The ongoing Russia’s war in Ukraine has disrupted the vast cybercriminal threat landscape in Russia due to mobilization of some threat actors and a wave of IT “brain drain,” according to a new report from Recorded Future’s Insikt Group.

“The so-called “brotherhood” of Russian-speaking threat actors located in the Commonwealth of Independent States (CIS) has been damaged as a result of political disagreements among threat actors in the context of the war. This damage has established a new norm of internal instability, as evidenced by a continued wave of insider leaks,” the report says. “Additionally, as Russia experiences a “brain drain” of IT professionals, these now-fracturing organized cybercriminal cartels will likely become more geographically decentralized, in turn making their relationships more diffuse.”

The cybersecurity firm notes that the economic consequences of the war in Ukraine will likely lead to a rise in the value of payment card fraud on the dark web, despite an overall decrease in carding volume last year. Mobilization and emigration of cyber-criminals has also led to decreased activity on Russian-language dark web and special-access forums in 2022.

“From February 24, 2022, to February 10, 2023, we identified approximately 155 million references to new and updated listings on the dark web shops Russian Market, Genesis Store, and 2easy Shop. We noticed 2 major spikes in activity on these shops: in August 2022 and in January 2023. While we have not identified any direct links, we believe it is possible that threat actors based in Russia were liquidating their supply of infostealer logs in these months — ahead of rumors that Russia would enact partial mobilization in order to conscript personnel for its war against Ukraine,” according to the report.
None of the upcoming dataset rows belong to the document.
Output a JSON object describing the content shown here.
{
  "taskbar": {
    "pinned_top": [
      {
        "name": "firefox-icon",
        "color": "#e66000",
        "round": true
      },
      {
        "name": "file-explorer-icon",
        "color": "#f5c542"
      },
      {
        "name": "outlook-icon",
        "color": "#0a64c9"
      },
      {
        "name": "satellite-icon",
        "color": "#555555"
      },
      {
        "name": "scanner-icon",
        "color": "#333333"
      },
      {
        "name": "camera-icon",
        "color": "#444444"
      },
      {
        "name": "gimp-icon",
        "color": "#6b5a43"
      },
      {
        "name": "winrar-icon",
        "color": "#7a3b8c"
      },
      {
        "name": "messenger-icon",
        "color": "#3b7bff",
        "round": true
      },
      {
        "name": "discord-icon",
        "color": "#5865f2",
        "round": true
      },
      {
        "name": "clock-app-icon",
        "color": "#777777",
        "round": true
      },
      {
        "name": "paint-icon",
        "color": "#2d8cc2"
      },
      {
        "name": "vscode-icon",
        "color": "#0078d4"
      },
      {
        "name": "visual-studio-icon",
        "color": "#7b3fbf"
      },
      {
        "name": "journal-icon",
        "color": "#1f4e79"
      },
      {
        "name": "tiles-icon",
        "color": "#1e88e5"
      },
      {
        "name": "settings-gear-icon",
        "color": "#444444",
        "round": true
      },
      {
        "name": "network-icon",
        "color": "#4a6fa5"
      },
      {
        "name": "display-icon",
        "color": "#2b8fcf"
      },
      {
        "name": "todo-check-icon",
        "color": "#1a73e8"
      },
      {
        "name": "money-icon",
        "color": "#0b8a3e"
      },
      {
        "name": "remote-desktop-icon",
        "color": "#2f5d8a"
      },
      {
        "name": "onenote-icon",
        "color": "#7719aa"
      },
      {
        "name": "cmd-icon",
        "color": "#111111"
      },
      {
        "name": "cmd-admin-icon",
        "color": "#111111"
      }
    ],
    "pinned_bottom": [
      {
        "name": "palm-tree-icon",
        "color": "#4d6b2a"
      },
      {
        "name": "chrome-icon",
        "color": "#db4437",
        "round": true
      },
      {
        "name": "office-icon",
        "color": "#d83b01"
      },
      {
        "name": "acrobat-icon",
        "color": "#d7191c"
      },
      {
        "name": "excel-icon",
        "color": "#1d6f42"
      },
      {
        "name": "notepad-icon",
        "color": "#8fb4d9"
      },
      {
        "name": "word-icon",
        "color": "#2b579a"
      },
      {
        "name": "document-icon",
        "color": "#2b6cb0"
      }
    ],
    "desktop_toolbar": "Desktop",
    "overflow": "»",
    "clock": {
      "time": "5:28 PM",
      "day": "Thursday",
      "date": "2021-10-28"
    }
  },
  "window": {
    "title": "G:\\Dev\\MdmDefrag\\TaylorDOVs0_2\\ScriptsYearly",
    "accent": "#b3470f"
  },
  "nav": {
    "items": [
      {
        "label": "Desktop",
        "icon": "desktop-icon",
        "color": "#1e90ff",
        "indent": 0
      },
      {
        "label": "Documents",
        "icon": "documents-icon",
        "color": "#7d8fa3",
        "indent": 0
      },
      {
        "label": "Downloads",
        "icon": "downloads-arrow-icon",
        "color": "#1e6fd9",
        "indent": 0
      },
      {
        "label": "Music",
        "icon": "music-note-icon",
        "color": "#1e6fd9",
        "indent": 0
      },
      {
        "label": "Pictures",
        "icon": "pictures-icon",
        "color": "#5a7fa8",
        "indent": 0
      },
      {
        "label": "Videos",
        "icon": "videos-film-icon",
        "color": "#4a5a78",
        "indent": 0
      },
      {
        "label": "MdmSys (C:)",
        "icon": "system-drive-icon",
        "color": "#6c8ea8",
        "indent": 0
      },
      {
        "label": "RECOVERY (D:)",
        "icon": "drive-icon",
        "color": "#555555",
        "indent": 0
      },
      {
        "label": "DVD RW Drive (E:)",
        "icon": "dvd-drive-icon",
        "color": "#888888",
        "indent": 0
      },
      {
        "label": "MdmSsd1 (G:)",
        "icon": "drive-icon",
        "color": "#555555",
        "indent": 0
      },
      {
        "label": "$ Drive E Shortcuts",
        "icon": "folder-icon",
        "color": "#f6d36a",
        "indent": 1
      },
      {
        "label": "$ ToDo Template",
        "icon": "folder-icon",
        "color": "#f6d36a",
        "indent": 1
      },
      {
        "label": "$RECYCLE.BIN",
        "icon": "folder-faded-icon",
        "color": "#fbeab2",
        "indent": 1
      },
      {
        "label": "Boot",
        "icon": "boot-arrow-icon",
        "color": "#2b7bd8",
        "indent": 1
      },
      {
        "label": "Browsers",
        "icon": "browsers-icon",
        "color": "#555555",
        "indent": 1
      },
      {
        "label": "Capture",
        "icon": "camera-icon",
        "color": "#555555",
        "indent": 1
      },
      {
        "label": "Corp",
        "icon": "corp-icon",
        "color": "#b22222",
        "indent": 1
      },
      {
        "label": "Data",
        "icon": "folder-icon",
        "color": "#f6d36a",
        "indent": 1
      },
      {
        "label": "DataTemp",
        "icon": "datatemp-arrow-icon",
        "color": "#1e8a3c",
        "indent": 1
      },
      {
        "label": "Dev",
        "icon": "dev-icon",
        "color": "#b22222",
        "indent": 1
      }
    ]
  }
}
“Anecdotally, we have observed significant decreases in the number of new threads and posts — as well as the total number of all Insikt Group threat leads — related to content on Russian-language dark web forums since September 2022. We believe that the partial mobilization orders issued by Russia may have conscripted several threat actors. We also believe it is possible that Russian-speaking threat actors have been part of the “brain drain” of Russian IT and cybersecurity professionals to Georgia, Estonia, Finland, and Kazakhstan. We believe that this could explain the decrease in activity on Russian-language sources, beginning in September 2022.”

The report warns that Russian authorities might soon absolve pro-Russia cybercriminals from their crimes, because they apparently operate in the interests of the Russian state. Russian intelligence services often recruit cybercriminals into public service or collaborate with cybercriminal gangs in their attacks, and the new proposal is a policy pivot intended to further provide plausible deniability to the Russian state in its offensive cyber operations, Recorded Future said.